Author: Bruce Paterson
Published by Matador
ISBN: 9781789013 566

Review by Steve Hirschhorn

English from Afar is an odd ball! It has around 150 pages divided into 2 parts having 35 Chapters with titles such as: ‘Why Learn English’, ‘What is Communication’, ‘Do We Need to be Perfect?’, ‘Working an Audience’ and so on.

Book Review: English from Afar

It’s not a language learning book, it’s not designed to give advice to teachers, it’s not even a phrase book for learners, it’s something quite different and rather interestingly quirky! The author calls his book ‘a reference’ and notes that his approach to language learning focuses on the success of one’s communications rather than the syntactical accuracy or number of words a learner might have. In this, he is surely in line with many contemporary English language teachers.

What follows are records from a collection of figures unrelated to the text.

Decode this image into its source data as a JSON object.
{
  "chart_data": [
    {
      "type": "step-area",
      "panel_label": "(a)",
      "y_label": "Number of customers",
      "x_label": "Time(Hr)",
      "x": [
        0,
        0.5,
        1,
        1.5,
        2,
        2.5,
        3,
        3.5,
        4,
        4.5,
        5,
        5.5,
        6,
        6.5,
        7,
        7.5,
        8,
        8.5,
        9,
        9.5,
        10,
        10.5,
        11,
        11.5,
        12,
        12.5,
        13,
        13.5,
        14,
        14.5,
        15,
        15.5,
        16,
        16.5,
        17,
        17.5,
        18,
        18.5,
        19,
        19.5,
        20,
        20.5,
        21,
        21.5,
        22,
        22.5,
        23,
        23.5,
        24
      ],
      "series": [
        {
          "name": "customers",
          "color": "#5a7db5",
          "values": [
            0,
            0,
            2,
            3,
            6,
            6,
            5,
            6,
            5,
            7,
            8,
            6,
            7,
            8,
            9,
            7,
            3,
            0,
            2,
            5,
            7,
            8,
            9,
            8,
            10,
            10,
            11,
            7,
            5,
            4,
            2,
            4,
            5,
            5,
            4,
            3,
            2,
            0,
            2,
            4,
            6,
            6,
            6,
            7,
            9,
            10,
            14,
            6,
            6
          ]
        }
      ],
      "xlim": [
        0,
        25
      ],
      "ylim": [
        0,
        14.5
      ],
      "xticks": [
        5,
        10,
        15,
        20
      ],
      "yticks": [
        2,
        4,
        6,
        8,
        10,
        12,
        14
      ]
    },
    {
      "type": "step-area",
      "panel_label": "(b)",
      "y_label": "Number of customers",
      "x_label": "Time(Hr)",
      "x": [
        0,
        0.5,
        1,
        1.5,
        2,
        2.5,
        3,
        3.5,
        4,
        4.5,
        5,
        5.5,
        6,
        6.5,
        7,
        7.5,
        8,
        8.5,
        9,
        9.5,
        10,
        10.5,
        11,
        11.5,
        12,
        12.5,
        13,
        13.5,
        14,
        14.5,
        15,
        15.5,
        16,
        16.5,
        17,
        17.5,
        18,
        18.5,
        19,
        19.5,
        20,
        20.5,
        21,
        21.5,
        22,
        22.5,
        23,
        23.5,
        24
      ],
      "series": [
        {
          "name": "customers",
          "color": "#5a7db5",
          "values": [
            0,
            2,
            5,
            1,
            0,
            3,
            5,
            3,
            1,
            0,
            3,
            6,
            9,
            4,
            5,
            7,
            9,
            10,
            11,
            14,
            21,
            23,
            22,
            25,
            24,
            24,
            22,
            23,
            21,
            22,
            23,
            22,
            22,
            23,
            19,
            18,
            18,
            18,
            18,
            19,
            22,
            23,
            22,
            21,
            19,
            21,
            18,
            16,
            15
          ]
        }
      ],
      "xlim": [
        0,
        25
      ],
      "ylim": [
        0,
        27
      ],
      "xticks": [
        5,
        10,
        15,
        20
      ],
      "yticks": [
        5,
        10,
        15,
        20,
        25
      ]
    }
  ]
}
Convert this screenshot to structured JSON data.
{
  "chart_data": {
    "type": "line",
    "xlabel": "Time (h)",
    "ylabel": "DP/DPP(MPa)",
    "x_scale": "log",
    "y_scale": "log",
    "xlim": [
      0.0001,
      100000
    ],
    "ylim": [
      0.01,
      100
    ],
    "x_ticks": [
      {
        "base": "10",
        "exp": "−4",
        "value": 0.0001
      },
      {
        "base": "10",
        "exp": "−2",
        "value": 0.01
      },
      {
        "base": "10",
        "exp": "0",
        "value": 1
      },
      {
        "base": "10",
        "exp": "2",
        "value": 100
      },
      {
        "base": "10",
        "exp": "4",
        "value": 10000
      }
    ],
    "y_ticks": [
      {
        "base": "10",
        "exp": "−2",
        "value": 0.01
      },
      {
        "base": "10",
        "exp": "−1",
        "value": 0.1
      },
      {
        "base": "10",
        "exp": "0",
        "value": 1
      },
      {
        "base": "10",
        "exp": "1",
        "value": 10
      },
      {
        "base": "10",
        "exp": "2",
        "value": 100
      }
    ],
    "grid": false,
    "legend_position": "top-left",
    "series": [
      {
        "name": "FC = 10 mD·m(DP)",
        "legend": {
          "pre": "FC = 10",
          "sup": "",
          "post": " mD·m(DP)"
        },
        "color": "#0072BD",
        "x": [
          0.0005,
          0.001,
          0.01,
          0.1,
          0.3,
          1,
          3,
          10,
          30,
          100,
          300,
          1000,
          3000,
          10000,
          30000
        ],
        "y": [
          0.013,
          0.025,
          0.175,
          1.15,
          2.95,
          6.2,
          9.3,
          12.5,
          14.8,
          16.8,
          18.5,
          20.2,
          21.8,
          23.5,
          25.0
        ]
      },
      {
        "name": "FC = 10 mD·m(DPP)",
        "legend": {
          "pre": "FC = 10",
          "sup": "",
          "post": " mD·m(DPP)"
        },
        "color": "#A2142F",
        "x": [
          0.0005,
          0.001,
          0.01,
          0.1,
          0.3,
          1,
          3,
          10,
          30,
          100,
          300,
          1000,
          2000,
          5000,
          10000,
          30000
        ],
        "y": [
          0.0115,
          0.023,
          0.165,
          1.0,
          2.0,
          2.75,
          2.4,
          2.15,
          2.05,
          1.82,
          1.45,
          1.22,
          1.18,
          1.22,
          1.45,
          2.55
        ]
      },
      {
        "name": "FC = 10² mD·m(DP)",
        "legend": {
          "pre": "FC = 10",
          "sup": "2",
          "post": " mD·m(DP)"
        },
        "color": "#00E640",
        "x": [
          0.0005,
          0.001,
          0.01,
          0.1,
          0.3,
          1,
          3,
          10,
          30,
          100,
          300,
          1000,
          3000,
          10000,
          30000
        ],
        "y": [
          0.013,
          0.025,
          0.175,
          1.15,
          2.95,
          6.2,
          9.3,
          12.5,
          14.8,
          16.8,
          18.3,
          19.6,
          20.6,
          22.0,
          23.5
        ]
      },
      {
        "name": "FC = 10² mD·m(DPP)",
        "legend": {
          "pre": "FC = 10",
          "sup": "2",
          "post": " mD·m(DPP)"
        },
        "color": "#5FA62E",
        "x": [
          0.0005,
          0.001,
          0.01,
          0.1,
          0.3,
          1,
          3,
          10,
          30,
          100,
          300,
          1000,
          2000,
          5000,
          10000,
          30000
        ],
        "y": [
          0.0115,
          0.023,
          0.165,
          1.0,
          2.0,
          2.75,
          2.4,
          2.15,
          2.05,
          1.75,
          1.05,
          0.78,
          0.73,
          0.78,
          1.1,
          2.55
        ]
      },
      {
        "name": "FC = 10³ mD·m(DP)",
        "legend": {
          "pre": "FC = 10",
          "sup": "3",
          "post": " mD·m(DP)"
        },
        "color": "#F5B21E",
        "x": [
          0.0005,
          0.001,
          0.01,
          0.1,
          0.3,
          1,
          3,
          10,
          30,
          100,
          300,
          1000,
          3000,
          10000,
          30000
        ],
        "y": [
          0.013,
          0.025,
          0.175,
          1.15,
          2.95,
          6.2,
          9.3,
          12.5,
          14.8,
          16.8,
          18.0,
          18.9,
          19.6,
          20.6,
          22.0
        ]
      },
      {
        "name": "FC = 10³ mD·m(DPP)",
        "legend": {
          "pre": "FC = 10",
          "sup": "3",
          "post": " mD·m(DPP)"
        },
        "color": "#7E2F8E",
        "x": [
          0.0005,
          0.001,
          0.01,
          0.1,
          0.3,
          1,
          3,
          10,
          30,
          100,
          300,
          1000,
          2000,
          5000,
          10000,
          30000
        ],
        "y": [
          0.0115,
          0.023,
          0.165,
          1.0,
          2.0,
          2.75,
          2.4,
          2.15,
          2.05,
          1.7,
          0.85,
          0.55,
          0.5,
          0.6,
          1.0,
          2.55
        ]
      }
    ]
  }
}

Although Bruce Paterson describes this work as a reference, it’s difficult to pop in and out as one would expect with an actual reference book. It’s far too discursive, a story, a narrative, it’s ordered anarchy! I mean this in the nicest possible way; the fact is that once you start to read English from Afar, you’ll probably have to continue, rather like when reading a good novel, you’ll want to know where the author is going to take you next. In contrast, a reference book is something you pick up, look up and put down! The key really is that English from Afar has no list of references nor bibliography, and neither does it need them since it’s a book written from experience of life, professional know-how and a wealth of familiarity with all kinds of contexts.

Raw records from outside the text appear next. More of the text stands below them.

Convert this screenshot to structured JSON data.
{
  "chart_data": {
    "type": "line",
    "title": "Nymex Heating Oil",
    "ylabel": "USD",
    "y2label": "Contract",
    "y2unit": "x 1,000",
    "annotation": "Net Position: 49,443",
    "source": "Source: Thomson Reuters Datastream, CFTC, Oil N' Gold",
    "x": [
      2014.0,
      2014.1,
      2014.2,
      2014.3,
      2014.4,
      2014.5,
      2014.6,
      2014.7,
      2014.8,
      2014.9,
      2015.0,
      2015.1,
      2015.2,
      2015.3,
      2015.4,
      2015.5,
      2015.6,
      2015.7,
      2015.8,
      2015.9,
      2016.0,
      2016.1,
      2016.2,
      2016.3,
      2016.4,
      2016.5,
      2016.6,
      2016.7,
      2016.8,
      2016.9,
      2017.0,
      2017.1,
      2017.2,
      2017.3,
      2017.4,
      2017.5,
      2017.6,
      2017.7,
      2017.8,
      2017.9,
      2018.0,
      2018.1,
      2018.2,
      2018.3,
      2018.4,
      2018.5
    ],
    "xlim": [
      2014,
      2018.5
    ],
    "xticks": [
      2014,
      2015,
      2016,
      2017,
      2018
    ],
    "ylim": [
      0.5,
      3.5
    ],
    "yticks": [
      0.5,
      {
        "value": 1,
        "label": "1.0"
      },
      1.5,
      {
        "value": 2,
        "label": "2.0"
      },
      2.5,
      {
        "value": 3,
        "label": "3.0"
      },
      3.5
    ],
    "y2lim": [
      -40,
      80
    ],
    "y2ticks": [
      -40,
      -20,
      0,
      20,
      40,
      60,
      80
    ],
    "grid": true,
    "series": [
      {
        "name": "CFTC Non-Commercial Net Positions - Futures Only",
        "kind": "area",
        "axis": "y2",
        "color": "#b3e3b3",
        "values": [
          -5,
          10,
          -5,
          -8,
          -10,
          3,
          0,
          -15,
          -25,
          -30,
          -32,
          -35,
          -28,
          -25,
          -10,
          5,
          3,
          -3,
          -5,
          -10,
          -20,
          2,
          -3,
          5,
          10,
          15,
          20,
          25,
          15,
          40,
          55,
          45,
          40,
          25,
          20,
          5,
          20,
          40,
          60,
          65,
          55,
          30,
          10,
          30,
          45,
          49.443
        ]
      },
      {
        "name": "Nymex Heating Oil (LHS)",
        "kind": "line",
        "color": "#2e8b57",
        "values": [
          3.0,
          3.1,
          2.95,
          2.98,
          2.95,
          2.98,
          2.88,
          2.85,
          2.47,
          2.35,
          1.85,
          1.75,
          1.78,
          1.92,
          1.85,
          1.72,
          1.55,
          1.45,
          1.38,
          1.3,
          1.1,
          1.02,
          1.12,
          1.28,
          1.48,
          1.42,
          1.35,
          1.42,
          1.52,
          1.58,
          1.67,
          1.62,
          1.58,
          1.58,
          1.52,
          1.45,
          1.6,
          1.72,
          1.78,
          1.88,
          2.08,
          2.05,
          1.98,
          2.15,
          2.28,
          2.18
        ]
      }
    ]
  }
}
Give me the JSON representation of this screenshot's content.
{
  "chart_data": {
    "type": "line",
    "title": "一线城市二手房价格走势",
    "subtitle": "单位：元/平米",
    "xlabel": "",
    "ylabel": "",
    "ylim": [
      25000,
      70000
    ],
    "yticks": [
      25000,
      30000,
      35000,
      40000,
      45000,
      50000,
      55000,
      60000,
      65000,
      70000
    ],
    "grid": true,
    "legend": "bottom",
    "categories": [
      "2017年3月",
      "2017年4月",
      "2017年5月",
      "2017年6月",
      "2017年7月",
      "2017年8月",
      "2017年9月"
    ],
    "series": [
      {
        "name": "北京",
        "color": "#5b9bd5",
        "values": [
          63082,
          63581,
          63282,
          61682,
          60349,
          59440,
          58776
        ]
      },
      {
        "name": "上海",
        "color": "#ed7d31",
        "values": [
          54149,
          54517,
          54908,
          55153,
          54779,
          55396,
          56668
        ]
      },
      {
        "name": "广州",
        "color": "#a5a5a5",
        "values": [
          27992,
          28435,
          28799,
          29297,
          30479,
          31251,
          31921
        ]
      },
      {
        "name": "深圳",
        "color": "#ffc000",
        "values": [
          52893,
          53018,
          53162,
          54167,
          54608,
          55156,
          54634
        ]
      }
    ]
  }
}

Let’s take a chapter or two at random and see what awaits us therein.

The first chapter I arrived at is called ‘Inference’. It is a very short chapter indeed and promotes the notion that we need to learn to ‘infer’ when we meet an L2 term we don’t know and that indeed that’s what we do in L1 in any case. That we train ourselves to glean meaning from the context around previously unknown items seems to be good advice, something all learners can benefit from. For this reason, it might have been useful to offer some tips and tricks to guide learners on inference strategies. The logic required for inference to work combines with the confidence to allow oneself to take a risk and assume one is right while also seeking evidence for one’s inference later in the discourse, whether spoken or written. The author doesn’t touch on this and my feeling is that it might have been useful for readers to receive a little more direction in order to hone their skills.

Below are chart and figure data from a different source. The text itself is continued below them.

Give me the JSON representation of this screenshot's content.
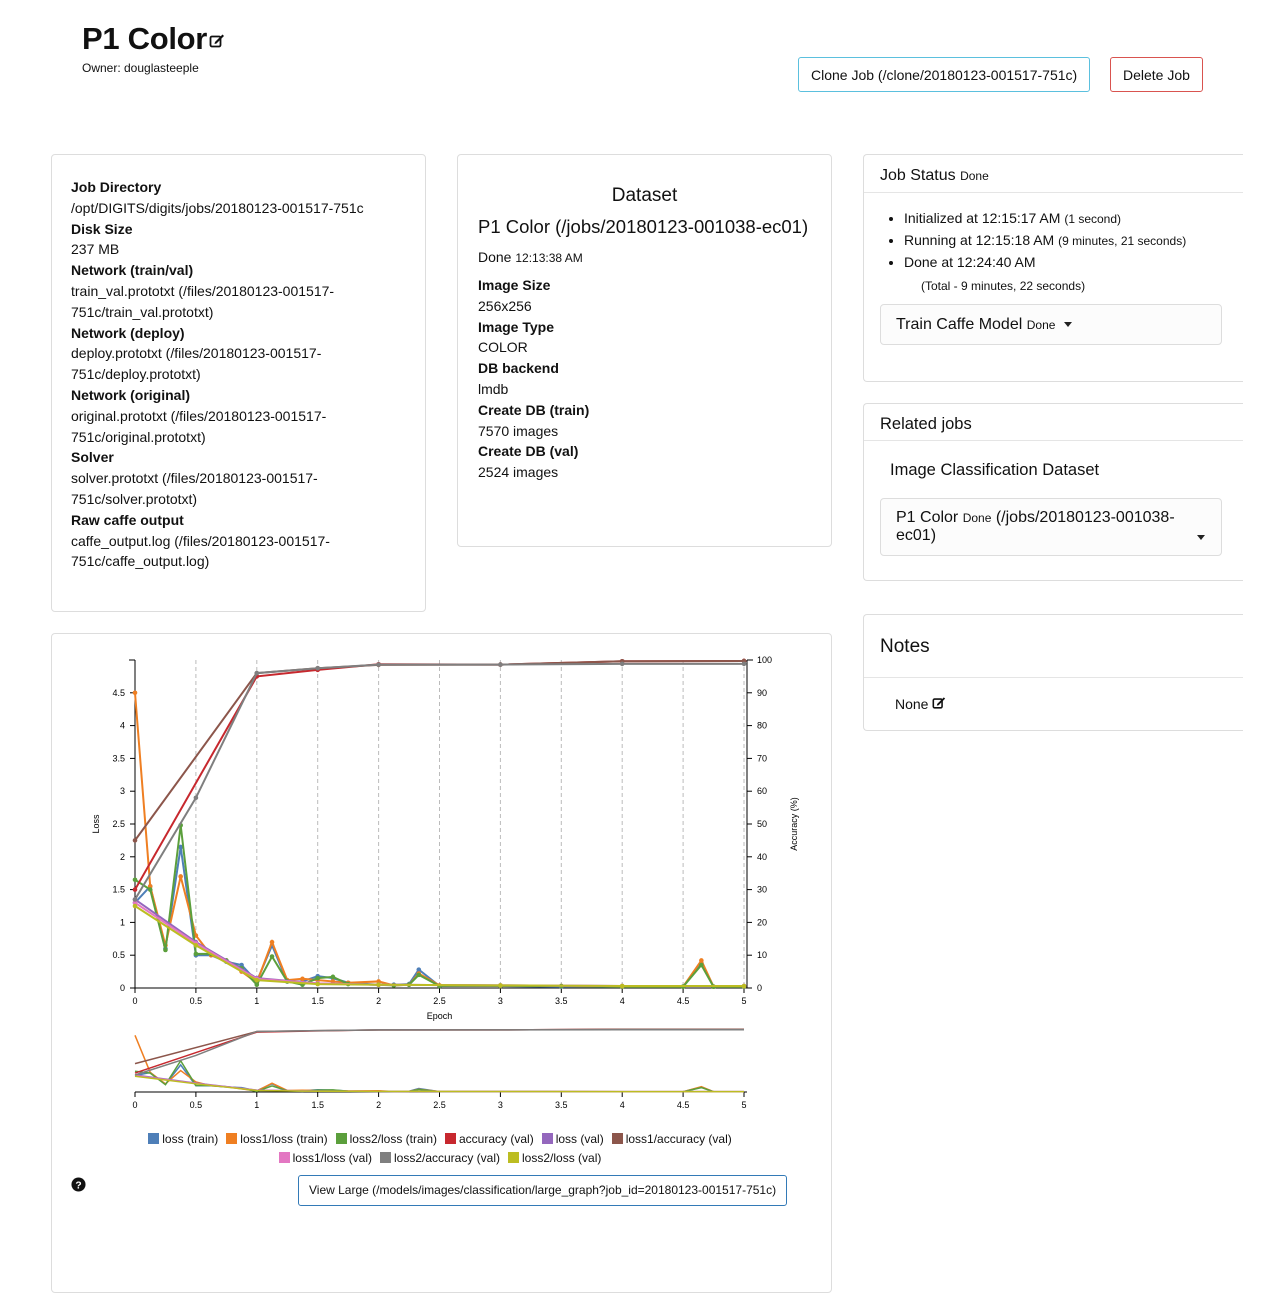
{
  "header": {
    "title": "P1 Color",
    "owner": "Owner: douglasteeple",
    "clone_label": "Clone Job (/clone/20180123-001517-751c)",
    "delete_label": "Delete Job"
  },
  "job_info": {
    "items": [
      {
        "label": "Job Directory",
        "value": "/opt/DIGITS/digits/jobs/20180123-001517-751c"
      },
      {
        "label": "Disk Size",
        "value": "237 MB"
      },
      {
        "label": "Network (train/val)",
        "value": "train_val.prototxt (/files/20180123-001517-751c/train_val.prototxt)"
      },
      {
        "label": "Network (deploy)",
        "value": "deploy.prototxt (/files/20180123-001517-751c/deploy.prototxt)"
      },
      {
        "label": "Network (original)",
        "value": "original.prototxt (/files/20180123-001517-751c/original.prototxt)"
      },
      {
        "label": "Solver",
        "value": "solver.prototxt (/files/20180123-001517-751c/solver.prototxt)"
      },
      {
        "label": "Raw caffe output",
        "value": "caffe_output.log (/files/20180123-001517-751c/caffe_output.log)"
      }
    ]
  },
  "dataset": {
    "heading": "Dataset",
    "name": "P1 Color (/jobs/20180123-001038-ec01)",
    "status": "Done",
    "time": "12:13:38 AM",
    "items": [
      {
        "label": "Image Size",
        "value": "256x256"
      },
      {
        "label": "Image Type",
        "value": "COLOR"
      },
      {
        "label": "DB backend",
        "value": "lmdb"
      },
      {
        "label": "Create DB (train)",
        "value": "7570 images"
      },
      {
        "label": "Create DB (val)",
        "value": "2524 images"
      }
    ]
  },
  "job_status": {
    "heading": "Job Status",
    "state": "Done",
    "events": [
      {
        "text": "Initialized at 12:15:17 AM",
        "note": "(1 second)"
      },
      {
        "text": "Running at 12:15:18 AM",
        "note": "(9 minutes, 21 seconds)"
      },
      {
        "text": "Done at 12:24:40 AM",
        "note": ""
      }
    ],
    "total": "(Total - 9 minutes, 22 seconds)",
    "task_label": "Train Caffe Model",
    "task_state": "Done"
  },
  "related": {
    "heading": "Related jobs",
    "subheading": "Image Classification Dataset",
    "job_name": "P1 Color",
    "job_state": "Done",
    "job_path": "(/jobs/20180123-001038-ec01)"
  },
  "notes": {
    "heading": "Notes",
    "value": "None"
  },
  "view_large_label": "View Large (/models/images/classification/large_graph?job_id=20180123-001517-751c)",
  "colors": {
    "loss_train": "#4e7fb8",
    "loss1_train": "#ef7f22",
    "loss2_train": "#5b9f3c",
    "accuracy_val": "#c7282e",
    "loss_val": "#9467bd",
    "loss1acc_val": "#8c564b",
    "loss1loss_val": "#e377c2",
    "loss2acc_val": "#7f7f7f",
    "loss2loss_val": "#bcbd22"
  },
  "chart_data": {
    "type": "line",
    "xlabel": "Epoch",
    "ylabel": "Loss",
    "y2label": "Accuracy (%)",
    "xlim": [
      0,
      5
    ],
    "ylim": [
      0,
      5
    ],
    "y2lim": [
      0,
      100
    ],
    "x_ticks": [
      "0",
      "0.5",
      "1",
      "1.5",
      "2",
      "2.5",
      "3",
      "3.5",
      "4",
      "4.5",
      "5"
    ],
    "y_ticks": [
      "0",
      "0.5",
      "1",
      "1.5",
      "2",
      "2.5",
      "3",
      "3.5",
      "4",
      "4.5"
    ],
    "y2_ticks": [
      "0",
      "10",
      "20",
      "30",
      "40",
      "50",
      "60",
      "70",
      "80",
      "90",
      "100"
    ],
    "grid": "vertical dashed",
    "legend_position": "bottom",
    "series": [
      {
        "name": "loss (train)",
        "axis": "y",
        "color_key": "loss_train",
        "x": [
          0,
          0.125,
          0.25,
          0.375,
          0.5,
          0.625,
          0.75,
          0.875,
          1,
          1.125,
          1.25,
          1.375,
          1.5,
          1.625,
          1.75,
          2,
          2.125,
          2.25,
          2.33,
          2.5,
          3,
          3.5,
          4,
          4.5,
          4.65,
          4.75,
          5
        ],
        "y": [
          1.3,
          1.55,
          0.6,
          2.15,
          0.5,
          0.5,
          0.4,
          0.35,
          0.1,
          0.65,
          0.1,
          0.1,
          0.18,
          0.15,
          0.08,
          0.05,
          0.05,
          0.06,
          0.28,
          0.03,
          0.03,
          0.02,
          0.02,
          0.02,
          0.38,
          0.02,
          0.02
        ]
      },
      {
        "name": "loss1/loss (train)",
        "axis": "y",
        "color_key": "loss1_train",
        "x": [
          0,
          0.125,
          0.25,
          0.375,
          0.5,
          0.625,
          0.75,
          0.875,
          1,
          1.125,
          1.25,
          1.375,
          1.5,
          1.625,
          1.75,
          2,
          2.125,
          2.25,
          2.33,
          2.5,
          3,
          3.5,
          4,
          4.5,
          4.65,
          4.75,
          5
        ],
        "y": [
          4.5,
          1.55,
          0.65,
          1.7,
          0.8,
          0.5,
          0.42,
          0.25,
          0.08,
          0.7,
          0.12,
          0.14,
          0.12,
          0.1,
          0.08,
          0.1,
          0.04,
          0.05,
          0.22,
          0.04,
          0.03,
          0.03,
          0.02,
          0.02,
          0.42,
          0.02,
          0.02
        ]
      },
      {
        "name": "loss2/loss (train)",
        "axis": "y",
        "color_key": "loss2_train",
        "x": [
          0,
          0.125,
          0.25,
          0.375,
          0.5,
          0.625,
          0.75,
          0.875,
          1,
          1.125,
          1.25,
          1.375,
          1.5,
          1.625,
          1.75,
          2,
          2.125,
          2.25,
          2.33,
          2.5,
          3,
          3.5,
          4,
          4.5,
          4.65,
          4.75,
          5
        ],
        "y": [
          1.65,
          1.5,
          0.58,
          2.48,
          0.52,
          0.52,
          0.42,
          0.3,
          0.05,
          0.48,
          0.1,
          0.05,
          0.15,
          0.17,
          0.06,
          0.05,
          0.04,
          0.05,
          0.2,
          0.03,
          0.03,
          0.03,
          0.02,
          0.02,
          0.35,
          0.02,
          0.02
        ]
      },
      {
        "name": "accuracy (val)",
        "axis": "y2",
        "color_key": "accuracy_val",
        "x": [
          0,
          1,
          1.5,
          2,
          3,
          4,
          5
        ],
        "y": [
          30,
          95,
          97,
          98.7,
          98.6,
          99.6,
          99.7
        ]
      },
      {
        "name": "loss (val)",
        "axis": "y",
        "color_key": "loss_val",
        "x": [
          0,
          0.5,
          1,
          1.5,
          2,
          3,
          4,
          5
        ],
        "y": [
          1.35,
          0.7,
          0.15,
          0.07,
          0.05,
          0.04,
          0.03,
          0.03
        ]
      },
      {
        "name": "loss1/accuracy (val)",
        "axis": "y2",
        "color_key": "loss1acc_val",
        "x": [
          0,
          1,
          1.5,
          2,
          3,
          4,
          5
        ],
        "y": [
          45,
          96,
          97.5,
          98.5,
          98.6,
          99.6,
          99.7
        ]
      },
      {
        "name": "loss1/loss (val)",
        "axis": "y",
        "color_key": "loss1loss_val",
        "x": [
          0,
          0.5,
          1,
          1.5,
          2,
          3,
          4,
          5
        ],
        "y": [
          1.3,
          0.68,
          0.14,
          0.07,
          0.05,
          0.04,
          0.03,
          0.03
        ]
      },
      {
        "name": "loss2/accuracy (val)",
        "axis": "y2",
        "color_key": "loss2acc_val",
        "x": [
          0,
          0.5,
          1,
          1.5,
          2,
          3,
          4,
          5
        ],
        "y": [
          27,
          58,
          96,
          97.5,
          98.6,
          98.6,
          98.8,
          98.8
        ]
      },
      {
        "name": "loss2/loss (val)",
        "axis": "y",
        "color_key": "loss2loss_val",
        "x": [
          0,
          0.5,
          1,
          1.5,
          2,
          3,
          4,
          5
        ],
        "y": [
          1.25,
          0.65,
          0.12,
          0.06,
          0.05,
          0.04,
          0.03,
          0.03
        ]
      }
    ]
  }
}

The second chapter selected at random was Chapter 32, entitled: Humour. It is quite well known and perhaps axiomatic that using humour in an L2 is difficult and full of potential danger since there are cultural differences as well as the obvious difficulty of finding the right words! Bruce Paterson explains this admirably, even managing to work in a couple of amusing anecdotes as illustrations. He makes the valid points that using humour whether in L1 or L2 requires skill in terms of timing, linguistic aptitude and the ability to gauge one’s audience all of which should be managed with extreme care to avoid potential embarrassment and abject failure!

This almost uncategorisable work is well written, amusing, engaging and informative. My feeling is that teachers will enjoy it since it reflects much of what they encounter on a day to day basis; language learners will also enjoy it because it offers well established advice based on the author’s considerable experiences as a learner and teacher. As such, this book would make a great present and an amusing ‘hand-around’ for a school staff room.